"Evaluators and policy makers need to work together to grow the evidence base"
I have been working in the energy efficiency and climate change policy field for 10 years, both at the international level (within the International Energy Agency) and the national level (in the New Zealand government). We urgently need to progress the energy transition, and, as a social scientist, I believe that step-change solutions can be found by drawing on social science perspectives which enable us to understand the role of energy-users in the system, and the wider socio-technical context that energy systems operate within.
Unique social norms and values, practices and identities give rise to an infinite array of different “energy cultures”, and our energy culture has a profound effect on the way we use energy, the way we respond to energy policy and to messages about sustainability and climate change.
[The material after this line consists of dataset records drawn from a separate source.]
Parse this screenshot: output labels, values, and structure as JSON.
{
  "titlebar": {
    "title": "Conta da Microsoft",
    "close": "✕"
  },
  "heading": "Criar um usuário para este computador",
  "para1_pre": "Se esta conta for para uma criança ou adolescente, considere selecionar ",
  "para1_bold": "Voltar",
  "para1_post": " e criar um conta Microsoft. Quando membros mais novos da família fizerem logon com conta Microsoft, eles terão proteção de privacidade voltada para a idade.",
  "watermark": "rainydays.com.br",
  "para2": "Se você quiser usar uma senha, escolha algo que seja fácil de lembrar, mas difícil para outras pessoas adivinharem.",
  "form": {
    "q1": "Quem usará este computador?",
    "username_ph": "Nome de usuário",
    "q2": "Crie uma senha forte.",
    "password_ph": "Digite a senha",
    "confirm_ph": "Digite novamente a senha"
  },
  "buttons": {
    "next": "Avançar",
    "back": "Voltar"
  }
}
Through adaptive listening and robust and inclusive evaluation we can start to decipher these cultural influences, to understand what works and what doesn’t and how to do the job better.
What’s more, energy policies are having multiple benefits/ impacts across societies and economies that are often missed from traditional, KwH-focused policy assessment. As a result, we are undervaluing the role that energy and climate projects have in bringing about wider changes in society and improving quality of living across the board.
Awareness of this missed opportunity is growing fast, and evaluators and policy makers need to work together to grow the evidence base and our methodologies for doing so in innovative ways. Increased collaboration and international knowledge sharing is critical to this, especially in smaller countries of the Asia Pacific region, like New Zealand, and networks like IEPPEC and EEAP are where the action happens.